Trace elements and boron isotopes were measured in four specimens of the deep-sea coral Flabellum, retrieved live from the Ross Sea and offshore Bouvet Island at depths ranging between 390 and 760m. The specimens were sub-sampled along the growth axis and analysed using both quadrupole and MC-ICPMS methods.
The temperature-sensitive elements (Li/Mg and Sr/Ca) and the boron isotope (11B) pH proxy show a consistent pattern between different transects within each specimen, with excellent reproducibility, suggesting minimal influence from ‘vital effects’. Both the Li/Mg-derived temperatures and the 11B-derived pH of the younger portion of the corals are consistent with in-situ instrumental values. Importantly, these corals record a general trend of decreasing pH over the past few decades, as well as both warming and cooling trends which depend on the ambient water masses (High Salinity Shelf Water vs. Circumpolar Deep Water).

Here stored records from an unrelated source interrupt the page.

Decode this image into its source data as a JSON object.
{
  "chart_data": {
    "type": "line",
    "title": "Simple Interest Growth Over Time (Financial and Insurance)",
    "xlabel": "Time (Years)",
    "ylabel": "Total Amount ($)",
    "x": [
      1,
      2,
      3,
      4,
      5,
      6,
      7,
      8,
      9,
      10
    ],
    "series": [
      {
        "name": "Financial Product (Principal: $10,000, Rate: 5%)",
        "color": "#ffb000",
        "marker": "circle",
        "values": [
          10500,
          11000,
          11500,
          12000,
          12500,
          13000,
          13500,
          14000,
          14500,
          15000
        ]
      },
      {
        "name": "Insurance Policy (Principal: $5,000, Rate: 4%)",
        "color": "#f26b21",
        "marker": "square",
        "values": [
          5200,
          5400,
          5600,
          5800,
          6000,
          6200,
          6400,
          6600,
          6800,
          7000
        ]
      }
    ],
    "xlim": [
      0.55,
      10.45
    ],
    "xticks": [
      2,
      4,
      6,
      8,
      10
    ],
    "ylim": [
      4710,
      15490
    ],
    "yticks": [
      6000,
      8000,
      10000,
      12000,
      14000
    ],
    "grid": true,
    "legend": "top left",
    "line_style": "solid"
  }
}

Specific geochemical signals encoded in the aragonite skeleton of the Antarctic corals are shown to be robust proxies for the physical and chemical properties of the water masses in which the corals grew. In particular, the Li/Mg and boron isotopic composition of the coral Flabellum vary with temperature and pH respectively, providing a new tool to reconstruct the variability of these key parameters in deep water environments.